New cars and trucks, which will already have higher list prices thanks to Obama’s much more restrictive fuel economy and emissions (CAFE) standards, will have their sticker prices bumped even higher thanks to the smaller number of dealers which will result from his auto task force’s insistence that GM and Chrysler close a large number of their existing dealerships. As other installments in this series have shown, the process of deciding which dealers stay and which ones go shows evidence of being influenced more by political considerations than by economic factors.

Meanwhile, the dealers, with NADA’s backing, are fighting back. The U.S. Supreme Court, which needs time to consider creditor concerns, has stayed the deal which would hand over a considerable share of Chrysler to Italy’s FIAT. Thanks to Justice Ruth Bader Ginsburg, the dealers get at least a brief reprieve.

Congressional scrutiny of the Obama administration’s intrusion into the auto industry is also growing, and the concerned congressmen are Democrats. Reps. Frank Kratovil Jr. of Maryland and Dan Maffei of New York introduced the Automobile Dealer Economic Rights Restoration Act Monday afternoon. House Majority Leader Steny Hoyer and Maryland Rep. Chris Van Hollen are co-sponsors of the measure, which would restore “the economic rights” of the dealers as they existed before the automakers filed for bankruptcy protection. It would also require the automakers to reinstate franchise agreements for those dealers who request it.
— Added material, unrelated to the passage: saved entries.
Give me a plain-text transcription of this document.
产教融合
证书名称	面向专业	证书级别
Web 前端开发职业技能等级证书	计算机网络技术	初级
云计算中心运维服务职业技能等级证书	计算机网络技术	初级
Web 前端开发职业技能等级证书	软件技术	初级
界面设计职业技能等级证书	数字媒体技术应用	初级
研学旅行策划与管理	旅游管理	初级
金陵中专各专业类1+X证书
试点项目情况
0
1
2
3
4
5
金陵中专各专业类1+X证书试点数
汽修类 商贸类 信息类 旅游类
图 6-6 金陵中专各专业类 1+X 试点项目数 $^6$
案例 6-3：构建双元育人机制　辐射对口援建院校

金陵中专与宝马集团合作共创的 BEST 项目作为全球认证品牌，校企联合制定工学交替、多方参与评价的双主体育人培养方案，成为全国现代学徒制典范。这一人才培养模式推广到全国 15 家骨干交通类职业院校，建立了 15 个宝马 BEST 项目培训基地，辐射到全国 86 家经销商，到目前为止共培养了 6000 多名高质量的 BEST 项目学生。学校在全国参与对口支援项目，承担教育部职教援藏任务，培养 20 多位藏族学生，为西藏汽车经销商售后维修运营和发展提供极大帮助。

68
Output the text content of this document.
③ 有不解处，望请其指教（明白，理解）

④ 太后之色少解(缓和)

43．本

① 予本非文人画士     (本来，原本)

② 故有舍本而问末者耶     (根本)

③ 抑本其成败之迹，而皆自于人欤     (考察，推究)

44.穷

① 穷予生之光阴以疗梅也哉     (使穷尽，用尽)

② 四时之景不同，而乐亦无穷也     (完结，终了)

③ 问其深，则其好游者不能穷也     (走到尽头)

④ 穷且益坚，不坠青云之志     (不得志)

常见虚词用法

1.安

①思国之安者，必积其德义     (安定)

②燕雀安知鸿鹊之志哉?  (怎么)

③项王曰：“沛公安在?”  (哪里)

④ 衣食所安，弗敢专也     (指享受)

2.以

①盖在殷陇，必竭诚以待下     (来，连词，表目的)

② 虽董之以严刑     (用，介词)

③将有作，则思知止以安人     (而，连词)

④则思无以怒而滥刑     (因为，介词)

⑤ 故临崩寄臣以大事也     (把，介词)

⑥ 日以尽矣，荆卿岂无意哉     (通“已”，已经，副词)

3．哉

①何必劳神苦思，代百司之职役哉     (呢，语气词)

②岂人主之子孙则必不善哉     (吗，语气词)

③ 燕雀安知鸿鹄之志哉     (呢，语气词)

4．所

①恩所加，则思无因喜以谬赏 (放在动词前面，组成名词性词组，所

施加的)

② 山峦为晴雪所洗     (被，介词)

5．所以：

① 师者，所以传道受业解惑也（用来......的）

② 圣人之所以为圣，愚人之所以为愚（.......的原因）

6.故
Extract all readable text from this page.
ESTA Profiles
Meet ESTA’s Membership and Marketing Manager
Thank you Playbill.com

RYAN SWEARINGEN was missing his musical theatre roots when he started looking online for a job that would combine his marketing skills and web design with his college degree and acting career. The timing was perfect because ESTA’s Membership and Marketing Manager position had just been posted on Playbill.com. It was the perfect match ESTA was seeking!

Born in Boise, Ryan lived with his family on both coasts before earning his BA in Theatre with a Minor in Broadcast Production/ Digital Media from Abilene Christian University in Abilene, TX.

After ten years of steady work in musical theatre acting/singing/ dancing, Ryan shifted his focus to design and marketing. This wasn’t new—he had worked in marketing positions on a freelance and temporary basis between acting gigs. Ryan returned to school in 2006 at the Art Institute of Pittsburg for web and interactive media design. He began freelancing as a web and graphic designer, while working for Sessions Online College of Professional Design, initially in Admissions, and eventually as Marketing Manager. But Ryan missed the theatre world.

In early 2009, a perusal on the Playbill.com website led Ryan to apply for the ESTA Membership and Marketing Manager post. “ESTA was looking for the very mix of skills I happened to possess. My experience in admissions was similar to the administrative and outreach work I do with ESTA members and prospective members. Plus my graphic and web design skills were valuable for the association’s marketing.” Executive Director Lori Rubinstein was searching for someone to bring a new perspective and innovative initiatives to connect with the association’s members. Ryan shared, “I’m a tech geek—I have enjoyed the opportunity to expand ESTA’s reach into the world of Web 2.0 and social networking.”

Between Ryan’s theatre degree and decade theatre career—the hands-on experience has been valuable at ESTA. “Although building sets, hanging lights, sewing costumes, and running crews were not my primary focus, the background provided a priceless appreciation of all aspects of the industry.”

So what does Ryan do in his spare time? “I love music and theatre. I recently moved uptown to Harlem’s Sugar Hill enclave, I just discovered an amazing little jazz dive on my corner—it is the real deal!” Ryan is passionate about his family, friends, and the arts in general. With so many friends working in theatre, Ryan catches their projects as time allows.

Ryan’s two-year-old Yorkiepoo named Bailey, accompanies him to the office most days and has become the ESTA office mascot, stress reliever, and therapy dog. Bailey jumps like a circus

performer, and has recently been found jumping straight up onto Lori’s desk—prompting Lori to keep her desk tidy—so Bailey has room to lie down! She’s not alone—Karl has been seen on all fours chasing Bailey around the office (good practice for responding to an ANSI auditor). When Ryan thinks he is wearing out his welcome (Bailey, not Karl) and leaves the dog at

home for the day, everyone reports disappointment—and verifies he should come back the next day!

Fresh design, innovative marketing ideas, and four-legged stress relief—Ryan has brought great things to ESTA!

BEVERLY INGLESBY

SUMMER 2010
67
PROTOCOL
All it took for the congressmen to get into the fight was the considerable influence of Jack Fitzgerald, who owns 13 dealerships in Maryland, Pennsylvania and Florida. Mr. Fitzgerald got double-tapped on the dealer closings because he sells both GM and Chrysler brands. The Maryland mega-dealer has characterized the dealer terminations as “one Wall Street crowd taking care of another Wall Street crowd. It’s big capital beating up on little capital.”

In the Senate, meanwhile, Lamar Alexander (R-TN) has authored a bill to turn over control of two of the three Detroit automakers to the 140 million Americans that filed tax returns last year. The stock certificates would be “redistributed” once GM and Chrysler emerge from chapter 11 bankruptcy. Joining Alexander in sponsorship of the measure are Minority Whip Jon Kyl (R-AZ) and Sen. Bob Bennett (R-UT). Alexander, who is Chairman of the Senate Republican Conference, says his bill would prevent government intervention in day-to-day business, while quickly returning the companies to the marketplace.

Now all three branches of the federal government are involved in Dealergate. You know Obama and his auto task force have overreached when members of his own party in Congress start to put up a fight against him. Will the legislative branch Davids be able to knock the executive branch Goliath off his feet? Will the judicial branch relent and allow the sale of Chrysler to an Italian company? Perhaps we will have an answer when Dealergate 11 is written.

Closing Footnote: Did we mention that FIAT, the company the Obama administration pushed Chrysler into a hastily-arranged shotgun marriage with, has the lowest owner satisfaction scores in all of Great Britain? Just another brilliant move by our genius president. Quality control and owner satisfaction issues are partly responsible for Chrysler’s predicament, and FIAT, which many unhappy owners say is an acronym for “Fix It Again Tony,” seems an unlikely partner to help Chrysler improve in that department.

Watch this space. Things are bound to get, as Alice once remarked, curiouser and curiouser.

Update: SCOTUS, without dissent, has cleared the way for the Chrysler deal to go through.